Published 2026-07-09
Keywords
- Crop,
- Dwarf Wheat,
- Plant-Breeding
How to Cite
Abstract
Dr. M. S. Swaminathan was an Indian geneticist, agricultural scientist and an international administrator. He is renowned for his leading role in the Green Revolution in India, which caused a substantial increase in wheat and rice production, making India self-sufficient in food grains. He served as the Director General of the Indian Council of Agricultural Research and Principal Secretary of the Ministry of Agriculture and Irrigation. In this article, Dr. Swaminathan provides a detailed account about the significant research findings in India in the 60s in the improvement of crop varieties, especially with the development and success of the Dwarf Wheat variety in India.

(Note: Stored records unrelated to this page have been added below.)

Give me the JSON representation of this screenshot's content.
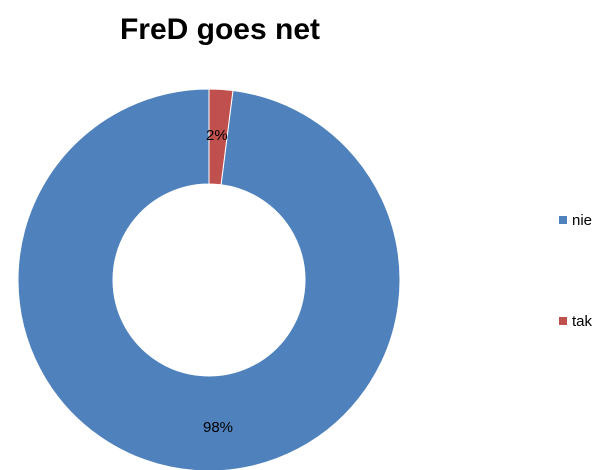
{
  "chart_data": {
    "type": "pie",
    "variant": "doughnut",
    "title": "FreD goes net",
    "categories": [
      "nie",
      "tak"
    ],
    "values": [
      98,
      2
    ],
    "data_labels": [
      "98%",
      "2%"
    ],
    "colors": [
      "#4F81BD",
      "#C0504D"
    ],
    "legend": {
      "position": "right",
      "entries": [
        "nie",
        "tak"
      ]
    }
  }
}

The article takes us through a journey of how scientific wheat improvement started in the Indian Agricultural Research Institute (IARI) and led to the development of wheat variety with greater yield and resistance to diseases. It discusses how the discovery of genes which confer a dwarf and non-lodging plant habit in Japan opened the door to the reconstruction of the morphology of the wheat plant. The article elaborates how these varieties were tested in all the wheat growing states of India during 1963–64 and 1964–65, under the All-India Coordinated Wheat Improvement Project and how these varieties were subjected to detailed physiological, pathological, chemical and agronomic tests at the IARI. A brief descriptions of the newly developed strains that were successfully used during that time have also been provided in the article.